Step 3: Run Your First Article. Pick one brief. Follow Steps 1–6 above. Time yourself. Aim for under 45 minutes from brief to publishable draft.
Step 4: Publish and Monitor. Put it live. Set up Google Search Console tracking (if you haven't already, read this 10-minute setup guide). Check rankings after 2 weeks.
Step 5: Batch Your Next 4. Once you've nailed the workflow, batch your next 4 briefs. Feed them to Opus 4.7 in one conversation. Publish all 4 within a week.
If you want deeper guidance on the entire SEO system for founders, check out Onboarding Yourself to SEO: A Self-Paced Founder Track, which covers domain audits, keyword roadmaps, and content systems from the ground up.
The Real Outcome
This workflow does one thing: it turns a blank page into a 2500-word, keyword-optimized, internally-linked, ready-to-publish article in under an hour.

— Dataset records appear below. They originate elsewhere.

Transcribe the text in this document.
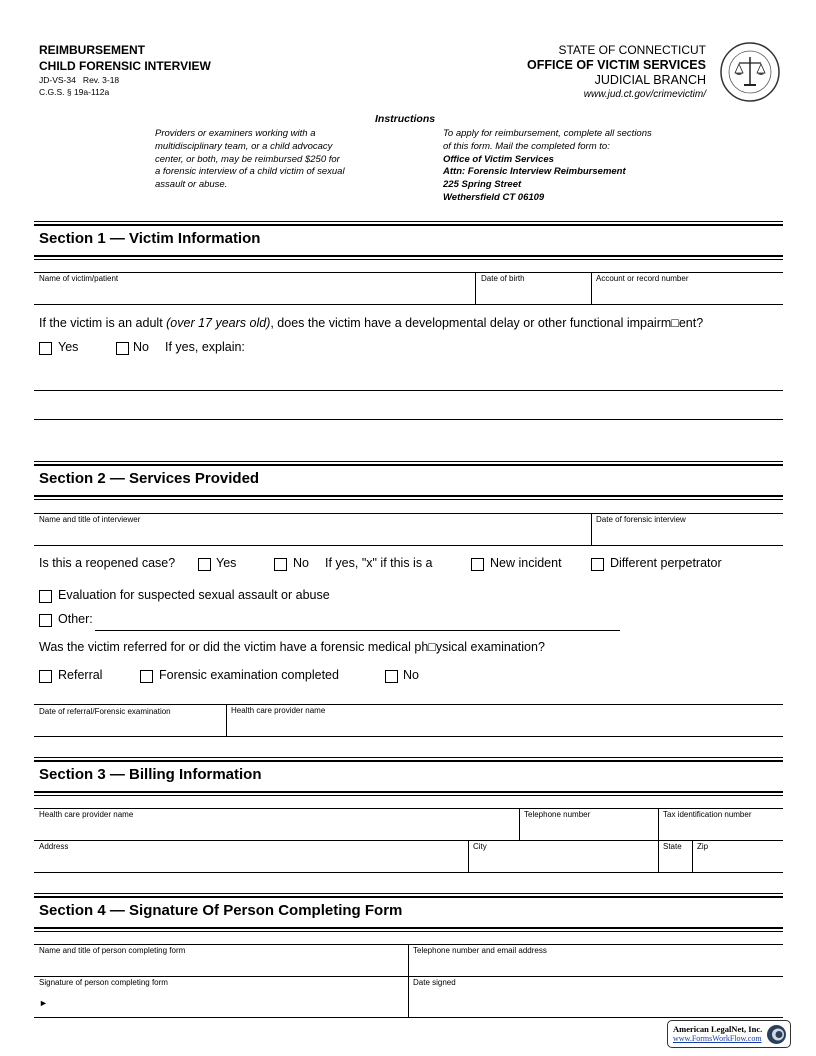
REIMBURSEMENT
CHILD FORENSIC INTERVIEW
JD-VS-34   Rev. 3-18
C.G.S. § 19a-112a
STATE OF CONNECTICUT
OFFICE OF VICTIM SERVICES
JUDICIAL BRANCH
www.jud.ct.gov/crimevictim/
Instructions
Providers or examiners working with a
multidisciplinary team, or a child advocacy
center, or both, may be reimbursed $250 for
a forensic interview of a child victim of sexual
assault or abuse.
To apply for reimbursement, complete all sections
of this form. Mail the completed form to:
Office of Victim Services
Attn: Forensic Interview Reimbursement
225 Spring Street
Wethersfield CT 06109
Section 1 — Victim Information
Name of victim/patient	Date of birth	Account or record number
If the victim is an adult (over 17 years old), does the victim have a developmental delay or other functional impairm□ent?
Yes	No If yes, explain:
Section 2 — Services Provided
Name and title of interviewer	Date of forensic interview
Is this a reopened case?	Yes	No If yes, "x" if this is a	New incident	Different perpetrator
Evaluation for suspected sexual assault or abuse
Other:
Was the victim referred for or did the victim have a forensic medical ph□ysical examination?
Referral	Forensic examination completed	No
Date of referral/Forensic examination	Health care provider name
Section 3 — Billing Information
Health care provider name	Telephone number	Tax identification number
Address	City	State Zip
Section 4 — Signature Of Person Completing Form
Name and title of person completing form	Telephone number and email address
Signature of person completing form	Date signed
►
American LegalNet, Inc.
www.FormsWorkFlow.com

No agency. No $5K retainer. No waiting for revisions. Just you, your brief, and Opus 4.7.
That's the move. Ship content. Rank. Grow organic visibility.
Start with one brief. Publish one article. Check your rankings in two weeks. If it's working, batch 4 more. If it's not, iterate on your brief and your feedback loop.
The workflow is repeatable. The system compounds. Year two, you'll have dozens of ranking articles and a content machine that runs on your time, not an agency's schedule.
That's why this matters. Not because AI is cool. Because you've got a domain, you've got an audience, and you're tired of being invisible. This workflow is how you fix it.